Bei einer Klassenfahrt verliebe ich mich in Michaela, mit der mein Busenfreund leider auch schon geliebäugelt hatte. Ich habe es nicht ernst genommen, und Miggi ist zerknirscht, als sich das hübsche scheue Mädchen schließlich mir zuwendet. Michaela ist die Klassenbeste, eigentlich will keiner von uns so richtig zu ihr passen, denn wir gehören zu den Problemschülern.

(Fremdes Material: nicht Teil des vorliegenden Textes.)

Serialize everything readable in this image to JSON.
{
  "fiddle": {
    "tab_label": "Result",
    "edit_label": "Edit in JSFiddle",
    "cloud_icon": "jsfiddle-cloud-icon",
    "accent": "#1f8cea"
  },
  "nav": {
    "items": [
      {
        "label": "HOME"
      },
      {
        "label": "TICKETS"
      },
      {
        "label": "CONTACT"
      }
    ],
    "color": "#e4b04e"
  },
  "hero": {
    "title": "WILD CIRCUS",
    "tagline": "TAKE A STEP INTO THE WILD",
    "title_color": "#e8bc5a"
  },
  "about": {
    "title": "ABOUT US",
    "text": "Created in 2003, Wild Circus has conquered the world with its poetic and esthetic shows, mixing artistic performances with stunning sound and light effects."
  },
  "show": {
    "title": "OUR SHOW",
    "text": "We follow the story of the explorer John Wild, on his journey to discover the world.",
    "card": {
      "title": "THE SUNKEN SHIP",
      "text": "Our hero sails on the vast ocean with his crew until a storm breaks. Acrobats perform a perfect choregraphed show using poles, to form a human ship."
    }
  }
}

Jedenfalls hole ich Michaela fortan von verschiedenen Kursen ab und begleite sie bis zur Haustür. Im Gegensatz zu Conny reicht ihr anscheinend diese Art von Geselligkeit. Ich bin längst nicht mehr so verklemmt wie bei Britta – aber all meine Bemühungen werden lediglich mit kleinen züchtigen Küsschen belohnt. Als ich nach etwa einem Monat im Kino ihre Brüste berühren möchte, wehrt sie mich empört ab. Nach einem weiteren Monat ziehe ich mich allmählich zurück, und entgegen jeglicher Erwartung sehe ich Tränen in Michaelas Augen, als ich mich nach weiteren Wochen geschlagen gebe. Mit dem 9. Schuljahr verlässt das intelligente Mädchen unsere Klasse für ein Abitur auf einer Erweiterten Oberschule. Eine Brieffreundschaft hätte mir nun wahrlich nicht genügt!

Leider werde ich auch von Miggi verlassen, er zieht mit seinen Eltern an den Rand von Berlin. Wir besuchen uns, so oft es geht. Die Herbstferien verbringe ich bei ihm in Eichwalde. Die SEXPISTOLS rollen gerade die Musikszene auf, wir stechen uns alle möglichen Sicherheitsnadeln durch die Ohrläppchen. Aber es bleibt bei den vordergründigen Accessoires, im Herzen lieben wir Melodien und raffinierte Grooves. Neil Young ist eine weitere gemeinsame Entdeckung. Wir haben den gleichen Blick, die gleichen Gefühle. In diesen Tagen verlieben wir uns schließlich gemeinsam in Kirstin. Schwer. Sie ist eine echte Blondine mit herrlichen blauen Augen. Diesmal leide ich. Miggi hat keine Zeit mehr für mich, Kirstin ist seine erste große Liebe.